Hacker News new | ask | show | jobs
by notacoward 1540 days ago
> But it can detect that the case when it can't recover.

That is simply not true. For any parity/ECC/FEC/erasure-code scheme carrying M data bits in N (greater than M but less than 2M) total, there must be multiple data patterns that will match the same error checks. That's just mathematics. Also, bear in mind that ECC bits can be corrupted too. This opens up the distinct possibility of something that looks like a correctable error, but the "correction" leads to a wrong result. I've seen such issues in many kinds of storage systems, from low level to high. Anyone who has actually worked in this area, instead of deriving their "expertise" from a quick scan of Wikipedia, would be utterly unsurprised by the idea that disk firmware might do such a thing, or have bugs in their ECC implementation, or not follow a spec.

Whatever the causes, whatever the merely-theoretical probabilities, the fact remains that I've seen these. I've been paged for them. I've done the analyses of possible causes. A bit pattern was written and repeatedly verified over a quite long period of time (ruling out data path issues), then at some point a different bit pattern was read and would persistently be read thereafter. How is that not real bitrot? How does it matter, beyond ruling out everything above the disk level, what the precise causes are? If you can't answer those questions, you're just posting noise.

1 comments

> That is simply not true.

It indeed is not. Had to reread the theory and I stand corrected, RS-style ECC can't detect errors in excess of the redundancy count.

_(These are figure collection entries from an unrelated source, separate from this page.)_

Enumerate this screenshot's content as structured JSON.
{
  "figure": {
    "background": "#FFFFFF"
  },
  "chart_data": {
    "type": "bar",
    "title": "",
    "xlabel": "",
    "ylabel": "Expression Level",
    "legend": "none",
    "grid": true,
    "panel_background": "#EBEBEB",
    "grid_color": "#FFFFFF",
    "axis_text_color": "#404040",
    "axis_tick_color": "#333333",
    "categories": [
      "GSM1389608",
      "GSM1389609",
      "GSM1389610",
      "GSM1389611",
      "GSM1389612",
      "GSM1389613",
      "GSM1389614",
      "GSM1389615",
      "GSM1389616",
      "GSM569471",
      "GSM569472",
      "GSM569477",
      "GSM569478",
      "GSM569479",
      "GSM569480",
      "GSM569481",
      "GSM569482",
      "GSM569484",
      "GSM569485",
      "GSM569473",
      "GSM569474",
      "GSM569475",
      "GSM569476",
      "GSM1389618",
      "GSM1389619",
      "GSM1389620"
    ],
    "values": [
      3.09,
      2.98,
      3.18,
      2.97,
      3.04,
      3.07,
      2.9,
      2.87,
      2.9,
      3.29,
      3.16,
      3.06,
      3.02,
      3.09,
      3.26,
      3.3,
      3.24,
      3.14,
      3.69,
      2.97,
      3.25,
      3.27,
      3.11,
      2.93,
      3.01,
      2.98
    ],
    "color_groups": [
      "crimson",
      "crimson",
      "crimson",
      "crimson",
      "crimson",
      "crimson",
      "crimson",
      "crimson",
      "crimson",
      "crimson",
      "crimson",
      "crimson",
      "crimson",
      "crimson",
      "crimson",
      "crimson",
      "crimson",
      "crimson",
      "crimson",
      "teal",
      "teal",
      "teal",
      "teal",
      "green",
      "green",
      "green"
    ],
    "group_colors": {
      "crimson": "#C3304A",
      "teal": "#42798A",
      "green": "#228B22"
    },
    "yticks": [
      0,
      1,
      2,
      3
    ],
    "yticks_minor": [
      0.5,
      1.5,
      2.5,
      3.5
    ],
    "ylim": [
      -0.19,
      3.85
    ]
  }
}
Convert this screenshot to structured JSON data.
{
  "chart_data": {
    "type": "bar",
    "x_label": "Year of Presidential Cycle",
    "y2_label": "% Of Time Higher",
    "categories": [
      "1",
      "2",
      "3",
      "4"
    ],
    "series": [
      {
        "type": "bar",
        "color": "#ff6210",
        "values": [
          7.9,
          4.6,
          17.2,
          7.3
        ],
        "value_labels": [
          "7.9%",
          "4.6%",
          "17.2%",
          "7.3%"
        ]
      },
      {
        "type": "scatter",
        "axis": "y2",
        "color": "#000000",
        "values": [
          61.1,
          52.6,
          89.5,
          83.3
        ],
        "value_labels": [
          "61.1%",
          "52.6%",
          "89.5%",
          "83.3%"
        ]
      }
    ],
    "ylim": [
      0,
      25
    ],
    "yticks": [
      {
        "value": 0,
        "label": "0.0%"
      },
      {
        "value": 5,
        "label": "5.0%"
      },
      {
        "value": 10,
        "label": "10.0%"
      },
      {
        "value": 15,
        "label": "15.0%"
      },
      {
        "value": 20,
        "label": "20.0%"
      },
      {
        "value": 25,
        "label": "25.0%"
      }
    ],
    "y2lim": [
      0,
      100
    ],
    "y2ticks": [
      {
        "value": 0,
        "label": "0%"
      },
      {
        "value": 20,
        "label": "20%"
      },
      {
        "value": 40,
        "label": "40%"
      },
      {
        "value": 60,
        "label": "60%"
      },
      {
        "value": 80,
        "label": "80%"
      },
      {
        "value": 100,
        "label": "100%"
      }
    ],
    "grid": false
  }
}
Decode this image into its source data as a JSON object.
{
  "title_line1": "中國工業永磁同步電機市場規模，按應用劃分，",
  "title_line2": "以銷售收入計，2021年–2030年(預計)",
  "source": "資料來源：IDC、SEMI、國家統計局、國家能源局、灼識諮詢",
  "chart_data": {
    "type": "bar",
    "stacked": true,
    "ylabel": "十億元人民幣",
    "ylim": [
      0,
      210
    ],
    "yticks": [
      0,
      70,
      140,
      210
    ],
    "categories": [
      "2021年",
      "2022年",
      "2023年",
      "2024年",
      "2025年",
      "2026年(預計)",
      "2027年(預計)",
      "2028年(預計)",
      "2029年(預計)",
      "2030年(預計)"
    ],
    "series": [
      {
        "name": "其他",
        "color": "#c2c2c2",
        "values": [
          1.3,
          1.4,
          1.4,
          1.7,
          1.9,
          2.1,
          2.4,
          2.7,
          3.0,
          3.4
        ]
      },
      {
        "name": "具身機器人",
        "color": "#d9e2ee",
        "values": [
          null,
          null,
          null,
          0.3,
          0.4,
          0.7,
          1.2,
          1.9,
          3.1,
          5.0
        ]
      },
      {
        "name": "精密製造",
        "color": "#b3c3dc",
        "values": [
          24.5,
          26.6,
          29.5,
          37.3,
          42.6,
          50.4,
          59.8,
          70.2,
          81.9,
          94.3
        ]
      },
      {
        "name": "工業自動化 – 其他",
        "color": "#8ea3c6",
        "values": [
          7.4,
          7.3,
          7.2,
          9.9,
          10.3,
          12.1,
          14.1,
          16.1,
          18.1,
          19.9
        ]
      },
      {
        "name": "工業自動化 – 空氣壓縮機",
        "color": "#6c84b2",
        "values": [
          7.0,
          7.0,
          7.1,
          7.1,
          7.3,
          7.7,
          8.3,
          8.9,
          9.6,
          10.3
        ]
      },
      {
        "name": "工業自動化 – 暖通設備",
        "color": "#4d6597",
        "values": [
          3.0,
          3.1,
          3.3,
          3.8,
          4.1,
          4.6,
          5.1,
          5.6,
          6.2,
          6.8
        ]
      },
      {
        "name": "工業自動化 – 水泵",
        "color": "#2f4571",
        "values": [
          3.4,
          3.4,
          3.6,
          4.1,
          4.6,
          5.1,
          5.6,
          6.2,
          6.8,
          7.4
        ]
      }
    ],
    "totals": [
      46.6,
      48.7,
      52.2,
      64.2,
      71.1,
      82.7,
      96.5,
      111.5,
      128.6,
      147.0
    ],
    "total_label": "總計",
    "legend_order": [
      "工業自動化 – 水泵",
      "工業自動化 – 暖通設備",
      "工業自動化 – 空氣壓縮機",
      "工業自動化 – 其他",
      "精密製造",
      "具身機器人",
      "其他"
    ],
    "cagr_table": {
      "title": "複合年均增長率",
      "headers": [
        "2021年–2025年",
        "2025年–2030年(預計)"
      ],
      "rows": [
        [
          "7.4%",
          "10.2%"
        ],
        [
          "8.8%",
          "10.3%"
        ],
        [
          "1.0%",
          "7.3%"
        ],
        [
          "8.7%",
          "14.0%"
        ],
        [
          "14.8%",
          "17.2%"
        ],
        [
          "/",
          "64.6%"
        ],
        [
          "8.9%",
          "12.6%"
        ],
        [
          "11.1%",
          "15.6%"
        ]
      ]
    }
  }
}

> How is that not real bitrot?

It is and I can see how it can happen.

> How does it matter, beyond ruling out everything above the disk level, what the precise causes are?

It would've mattered if a drive could detect on-disk bitrot reliably, which was what the stats I worked with (also in exabytes, funnily enough) and the IEEE papers I read led me to believe.

For what it's worth, you won. Hats off.

Thank you for an interesting (despite being contentious) conversation.